Originally published: November 28, 2011
Last updated: December 21, 2011 - 2:57pm
[Commentary] Given how incredibly unlikely AT&T is to win approval of its acquisition of T-Mobile at this point, why is AT&T drawing this out? Do they really think they can win in court? Why not just call it quits, or vow to fight it out before the Federal Communications Commission’s administrative law judge?
I think a number of things are going on here. First, AT&T was, once again, caught by surprise on the timing. FCC Chairman Julius Genachowski played this like a total master. He kept his cards close, counting on his reputation for avoiding political conflict with powerful entities like AT&T, then sprang it on them when Congress was out of town and AT&T could not pull together powerful political pushback. The announcement that the Chairman would do this on circulation, rather than wait 3 weeks for the December Public Meeting¸ further limited AT&T’s options.

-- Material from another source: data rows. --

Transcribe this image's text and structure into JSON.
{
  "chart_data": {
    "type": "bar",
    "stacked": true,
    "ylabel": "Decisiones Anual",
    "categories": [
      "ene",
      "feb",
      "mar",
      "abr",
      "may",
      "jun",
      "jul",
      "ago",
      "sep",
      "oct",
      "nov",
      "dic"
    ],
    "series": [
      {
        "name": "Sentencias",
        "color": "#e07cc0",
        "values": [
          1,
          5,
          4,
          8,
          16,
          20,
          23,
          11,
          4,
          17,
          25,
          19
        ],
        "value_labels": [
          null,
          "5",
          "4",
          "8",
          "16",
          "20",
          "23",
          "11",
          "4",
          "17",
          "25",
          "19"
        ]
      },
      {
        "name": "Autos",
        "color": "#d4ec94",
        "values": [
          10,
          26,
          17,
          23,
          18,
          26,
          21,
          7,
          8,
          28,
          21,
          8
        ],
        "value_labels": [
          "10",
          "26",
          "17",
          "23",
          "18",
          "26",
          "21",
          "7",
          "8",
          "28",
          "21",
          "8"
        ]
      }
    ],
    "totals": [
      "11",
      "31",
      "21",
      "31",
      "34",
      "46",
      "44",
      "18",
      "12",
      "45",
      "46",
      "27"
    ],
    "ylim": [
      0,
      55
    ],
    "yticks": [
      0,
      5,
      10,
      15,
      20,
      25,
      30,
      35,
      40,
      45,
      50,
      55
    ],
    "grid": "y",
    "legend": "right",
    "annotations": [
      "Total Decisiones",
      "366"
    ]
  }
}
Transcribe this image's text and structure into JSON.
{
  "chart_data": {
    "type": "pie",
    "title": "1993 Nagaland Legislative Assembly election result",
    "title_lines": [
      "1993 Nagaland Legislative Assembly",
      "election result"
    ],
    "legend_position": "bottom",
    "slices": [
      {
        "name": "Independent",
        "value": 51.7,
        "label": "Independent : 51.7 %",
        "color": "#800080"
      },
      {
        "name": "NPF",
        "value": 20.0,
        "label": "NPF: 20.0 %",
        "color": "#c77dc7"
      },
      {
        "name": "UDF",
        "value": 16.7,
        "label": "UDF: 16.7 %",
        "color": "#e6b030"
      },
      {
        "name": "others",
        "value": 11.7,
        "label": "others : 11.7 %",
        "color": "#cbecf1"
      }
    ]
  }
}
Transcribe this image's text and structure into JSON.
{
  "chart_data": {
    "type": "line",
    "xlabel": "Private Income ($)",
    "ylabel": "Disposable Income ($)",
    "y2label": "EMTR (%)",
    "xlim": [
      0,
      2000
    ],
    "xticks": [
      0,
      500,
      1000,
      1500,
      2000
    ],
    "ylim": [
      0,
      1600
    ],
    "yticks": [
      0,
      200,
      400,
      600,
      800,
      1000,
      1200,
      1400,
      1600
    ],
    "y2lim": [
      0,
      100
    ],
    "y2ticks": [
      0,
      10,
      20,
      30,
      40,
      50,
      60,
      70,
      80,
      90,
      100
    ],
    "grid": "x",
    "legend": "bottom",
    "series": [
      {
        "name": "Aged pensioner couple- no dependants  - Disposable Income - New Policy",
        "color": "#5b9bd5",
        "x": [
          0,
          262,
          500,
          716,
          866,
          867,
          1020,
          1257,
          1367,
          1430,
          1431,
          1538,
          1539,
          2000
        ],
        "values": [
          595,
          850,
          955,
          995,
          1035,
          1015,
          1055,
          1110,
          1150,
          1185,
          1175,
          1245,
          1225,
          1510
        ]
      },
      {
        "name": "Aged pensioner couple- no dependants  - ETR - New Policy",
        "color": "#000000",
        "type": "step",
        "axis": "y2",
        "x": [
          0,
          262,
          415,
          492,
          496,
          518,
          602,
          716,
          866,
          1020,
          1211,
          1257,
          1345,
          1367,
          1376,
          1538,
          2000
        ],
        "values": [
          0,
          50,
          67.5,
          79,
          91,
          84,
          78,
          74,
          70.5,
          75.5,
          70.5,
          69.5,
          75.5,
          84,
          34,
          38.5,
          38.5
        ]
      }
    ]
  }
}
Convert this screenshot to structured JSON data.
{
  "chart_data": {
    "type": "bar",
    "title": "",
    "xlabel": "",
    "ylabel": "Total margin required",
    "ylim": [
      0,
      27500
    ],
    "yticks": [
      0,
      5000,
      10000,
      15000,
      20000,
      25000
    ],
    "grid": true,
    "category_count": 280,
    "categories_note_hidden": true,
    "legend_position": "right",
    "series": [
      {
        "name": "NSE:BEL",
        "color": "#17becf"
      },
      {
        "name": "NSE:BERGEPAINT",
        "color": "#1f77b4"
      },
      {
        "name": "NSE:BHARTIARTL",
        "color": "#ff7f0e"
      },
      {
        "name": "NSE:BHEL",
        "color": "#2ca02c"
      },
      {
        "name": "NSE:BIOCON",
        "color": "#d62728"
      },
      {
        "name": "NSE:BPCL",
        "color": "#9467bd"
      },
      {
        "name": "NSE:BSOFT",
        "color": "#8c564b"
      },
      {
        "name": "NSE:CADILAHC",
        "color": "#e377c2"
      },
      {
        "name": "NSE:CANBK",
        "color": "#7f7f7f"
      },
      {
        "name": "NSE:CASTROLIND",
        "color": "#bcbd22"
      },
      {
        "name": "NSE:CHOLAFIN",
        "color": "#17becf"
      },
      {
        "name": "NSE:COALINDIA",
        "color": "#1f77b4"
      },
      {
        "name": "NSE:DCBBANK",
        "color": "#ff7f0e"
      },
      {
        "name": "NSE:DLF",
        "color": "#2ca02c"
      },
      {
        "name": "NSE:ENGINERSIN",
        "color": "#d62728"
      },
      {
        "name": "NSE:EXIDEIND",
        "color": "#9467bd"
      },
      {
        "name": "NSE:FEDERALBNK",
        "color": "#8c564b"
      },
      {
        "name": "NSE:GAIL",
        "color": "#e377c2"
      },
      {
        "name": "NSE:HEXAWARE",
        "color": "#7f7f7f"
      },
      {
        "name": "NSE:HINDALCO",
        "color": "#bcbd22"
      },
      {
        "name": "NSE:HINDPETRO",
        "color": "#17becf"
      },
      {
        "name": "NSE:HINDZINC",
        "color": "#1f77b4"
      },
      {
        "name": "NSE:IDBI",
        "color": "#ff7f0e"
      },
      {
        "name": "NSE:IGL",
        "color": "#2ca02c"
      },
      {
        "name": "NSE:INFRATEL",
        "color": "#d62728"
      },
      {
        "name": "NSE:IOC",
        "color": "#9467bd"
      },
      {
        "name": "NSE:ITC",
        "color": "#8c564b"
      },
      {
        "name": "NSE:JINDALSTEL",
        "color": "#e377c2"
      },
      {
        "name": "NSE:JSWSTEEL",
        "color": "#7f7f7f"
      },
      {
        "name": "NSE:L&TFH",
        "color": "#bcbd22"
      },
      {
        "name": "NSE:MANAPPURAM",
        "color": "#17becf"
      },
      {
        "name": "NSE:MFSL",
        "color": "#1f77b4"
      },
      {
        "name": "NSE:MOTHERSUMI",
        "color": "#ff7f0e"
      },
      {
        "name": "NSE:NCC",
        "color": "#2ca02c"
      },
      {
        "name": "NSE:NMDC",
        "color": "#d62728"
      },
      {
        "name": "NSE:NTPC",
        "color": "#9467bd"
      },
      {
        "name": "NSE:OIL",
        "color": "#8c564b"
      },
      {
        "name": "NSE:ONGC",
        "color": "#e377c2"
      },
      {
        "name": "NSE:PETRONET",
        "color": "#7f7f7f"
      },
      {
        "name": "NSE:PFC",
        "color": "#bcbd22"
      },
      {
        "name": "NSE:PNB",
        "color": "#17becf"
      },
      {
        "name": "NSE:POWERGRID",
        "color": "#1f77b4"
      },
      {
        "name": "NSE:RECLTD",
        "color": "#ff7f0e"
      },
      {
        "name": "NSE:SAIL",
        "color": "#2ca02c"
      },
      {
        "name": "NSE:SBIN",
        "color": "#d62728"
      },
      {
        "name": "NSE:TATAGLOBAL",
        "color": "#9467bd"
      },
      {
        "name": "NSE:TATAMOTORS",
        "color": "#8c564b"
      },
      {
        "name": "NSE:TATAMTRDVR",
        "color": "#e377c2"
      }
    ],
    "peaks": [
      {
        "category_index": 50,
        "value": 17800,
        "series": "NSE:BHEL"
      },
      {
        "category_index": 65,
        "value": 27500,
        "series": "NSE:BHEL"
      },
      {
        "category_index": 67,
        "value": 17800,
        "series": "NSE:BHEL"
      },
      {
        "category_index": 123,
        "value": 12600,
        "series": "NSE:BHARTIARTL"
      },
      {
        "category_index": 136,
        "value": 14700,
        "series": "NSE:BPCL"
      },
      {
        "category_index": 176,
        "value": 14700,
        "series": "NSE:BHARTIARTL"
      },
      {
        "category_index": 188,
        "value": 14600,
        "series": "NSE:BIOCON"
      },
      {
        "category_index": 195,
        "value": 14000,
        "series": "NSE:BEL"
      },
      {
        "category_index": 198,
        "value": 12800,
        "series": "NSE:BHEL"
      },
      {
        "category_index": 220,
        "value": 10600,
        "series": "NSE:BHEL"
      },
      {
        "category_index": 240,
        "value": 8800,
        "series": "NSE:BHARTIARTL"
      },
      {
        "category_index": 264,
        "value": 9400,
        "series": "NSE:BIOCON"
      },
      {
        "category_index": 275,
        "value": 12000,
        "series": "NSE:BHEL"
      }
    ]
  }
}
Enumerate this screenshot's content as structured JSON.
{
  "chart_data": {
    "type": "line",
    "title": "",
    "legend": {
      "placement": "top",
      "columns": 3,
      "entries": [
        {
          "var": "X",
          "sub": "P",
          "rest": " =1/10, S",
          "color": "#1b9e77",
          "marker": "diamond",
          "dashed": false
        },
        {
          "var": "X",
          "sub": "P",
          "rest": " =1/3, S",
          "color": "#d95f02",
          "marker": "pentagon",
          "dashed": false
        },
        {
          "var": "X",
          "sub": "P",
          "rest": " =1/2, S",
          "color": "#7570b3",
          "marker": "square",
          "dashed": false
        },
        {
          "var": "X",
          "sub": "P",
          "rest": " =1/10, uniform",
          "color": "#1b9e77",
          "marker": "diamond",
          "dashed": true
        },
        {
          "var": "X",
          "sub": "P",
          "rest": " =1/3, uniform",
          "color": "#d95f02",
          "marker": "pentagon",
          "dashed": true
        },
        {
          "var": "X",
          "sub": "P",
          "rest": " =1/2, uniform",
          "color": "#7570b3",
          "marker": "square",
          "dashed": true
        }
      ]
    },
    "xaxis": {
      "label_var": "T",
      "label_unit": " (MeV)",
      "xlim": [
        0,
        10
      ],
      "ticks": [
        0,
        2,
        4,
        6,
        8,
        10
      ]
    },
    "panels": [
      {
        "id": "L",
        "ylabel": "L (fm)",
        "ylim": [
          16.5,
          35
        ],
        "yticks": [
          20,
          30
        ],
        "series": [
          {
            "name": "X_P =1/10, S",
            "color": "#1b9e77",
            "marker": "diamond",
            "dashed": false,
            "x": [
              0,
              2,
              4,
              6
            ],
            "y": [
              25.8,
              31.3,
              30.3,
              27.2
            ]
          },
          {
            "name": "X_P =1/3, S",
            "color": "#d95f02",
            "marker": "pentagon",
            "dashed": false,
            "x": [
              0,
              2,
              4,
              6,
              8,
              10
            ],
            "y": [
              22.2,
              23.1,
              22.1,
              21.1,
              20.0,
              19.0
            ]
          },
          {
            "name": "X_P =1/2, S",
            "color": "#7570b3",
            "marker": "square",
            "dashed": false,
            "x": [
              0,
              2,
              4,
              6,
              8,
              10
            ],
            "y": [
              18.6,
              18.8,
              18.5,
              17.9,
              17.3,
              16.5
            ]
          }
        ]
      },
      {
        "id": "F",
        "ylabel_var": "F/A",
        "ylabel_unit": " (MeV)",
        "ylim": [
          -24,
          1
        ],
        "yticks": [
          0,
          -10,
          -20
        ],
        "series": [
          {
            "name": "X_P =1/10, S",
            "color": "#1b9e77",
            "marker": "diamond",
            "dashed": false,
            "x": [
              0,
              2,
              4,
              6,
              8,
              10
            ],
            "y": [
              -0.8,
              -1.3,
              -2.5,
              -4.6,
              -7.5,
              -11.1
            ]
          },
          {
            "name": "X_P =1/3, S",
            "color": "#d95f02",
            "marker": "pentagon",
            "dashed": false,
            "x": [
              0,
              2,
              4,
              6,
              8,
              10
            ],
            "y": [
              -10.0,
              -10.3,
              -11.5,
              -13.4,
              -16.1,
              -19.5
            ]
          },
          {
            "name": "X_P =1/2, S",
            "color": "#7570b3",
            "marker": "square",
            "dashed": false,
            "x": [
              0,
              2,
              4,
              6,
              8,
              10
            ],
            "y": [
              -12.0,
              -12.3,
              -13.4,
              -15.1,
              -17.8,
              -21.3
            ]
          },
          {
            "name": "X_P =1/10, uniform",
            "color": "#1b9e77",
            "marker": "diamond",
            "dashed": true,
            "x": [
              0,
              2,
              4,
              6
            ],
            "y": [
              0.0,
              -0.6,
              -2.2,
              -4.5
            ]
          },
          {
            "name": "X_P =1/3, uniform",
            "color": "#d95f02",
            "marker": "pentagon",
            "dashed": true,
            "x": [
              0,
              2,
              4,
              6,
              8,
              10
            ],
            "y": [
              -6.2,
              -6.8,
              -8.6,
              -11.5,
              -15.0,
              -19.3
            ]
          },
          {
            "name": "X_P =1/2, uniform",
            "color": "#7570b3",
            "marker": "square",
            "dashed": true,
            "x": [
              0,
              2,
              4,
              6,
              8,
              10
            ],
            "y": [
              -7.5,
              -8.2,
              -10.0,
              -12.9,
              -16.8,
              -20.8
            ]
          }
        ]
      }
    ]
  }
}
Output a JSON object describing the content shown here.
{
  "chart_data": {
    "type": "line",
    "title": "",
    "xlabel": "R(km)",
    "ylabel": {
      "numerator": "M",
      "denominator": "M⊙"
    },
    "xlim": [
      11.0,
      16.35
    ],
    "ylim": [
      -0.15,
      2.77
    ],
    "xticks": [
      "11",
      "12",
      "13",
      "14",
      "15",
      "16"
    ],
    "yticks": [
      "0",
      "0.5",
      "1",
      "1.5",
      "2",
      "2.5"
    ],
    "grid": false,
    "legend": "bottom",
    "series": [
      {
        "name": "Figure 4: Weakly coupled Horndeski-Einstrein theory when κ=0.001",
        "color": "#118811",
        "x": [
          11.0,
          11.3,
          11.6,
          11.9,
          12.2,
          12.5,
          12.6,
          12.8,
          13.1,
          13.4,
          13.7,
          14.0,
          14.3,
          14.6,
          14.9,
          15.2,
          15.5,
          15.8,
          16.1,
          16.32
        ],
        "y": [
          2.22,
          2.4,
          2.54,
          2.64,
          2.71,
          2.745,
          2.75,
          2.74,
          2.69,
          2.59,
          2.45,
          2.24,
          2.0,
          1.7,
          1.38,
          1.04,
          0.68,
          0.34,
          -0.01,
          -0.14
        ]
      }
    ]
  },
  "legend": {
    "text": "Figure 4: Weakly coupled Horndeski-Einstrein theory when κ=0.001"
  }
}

Caught by surprise with very limited options, AT&T had two choices: 1) try to tough it out and lobby like hell to prevent a vote, or 2) try to pull the applications to avoid an hearing designation order (HDO). Between these two bad choices, AT&T probably made the right calculus. It seems extremely unlikely that AT&T could prevent a vote for the HDO. Neither Democrat is likely to undercut both the Chairman and the Department of Justice, even if he or she wanted to vote against it. Nor is it certain the FCC Commissioner Robert McDowell would vote against a designation for hearing. As I have observed before, Commissioner McDowell is not a corporate shill so much as a true believer in the Gods of the Marketplace. This is precisely the case where Commissioner McDowell might say: “Well, this is definitely the thing to do, refer to a hearing rather than leverage our authority to extort concessions. There are real questions about market power here, and they ought to be resolved by a hearing as required by law.” Heck, this kind of once-in-a-blue-moon vote is precisely the sort of thing that burnishes credentials as a genuine believer in the free market rather than simply pro-big business.
AT&T can still hope to renegotiate the breakup fee with Deutsche Telekom (DT) by stretching out the proceeding. If DT knows it can’t get the deal done, it will want to unwind as quickly as possible so it can maximize the value of T-Mo to another buyer, or as a standalone initial public offering (IPO). While one Wall St. analyst recently valued such an IPO at $28 billion, that will decline if T-Mobile remains shackled to the deal and continues to experience churn as a result. So AT&T may be content to have the case in abeyance before the district court. At this point, keeping the case open is the only leverage it has to renegotiate the breakup fee. If the case is in abeyance, AT&T can threaten to leave it that way until the breakup fee comes due in September 2012 unless DT agrees to renegotiate the fee downward.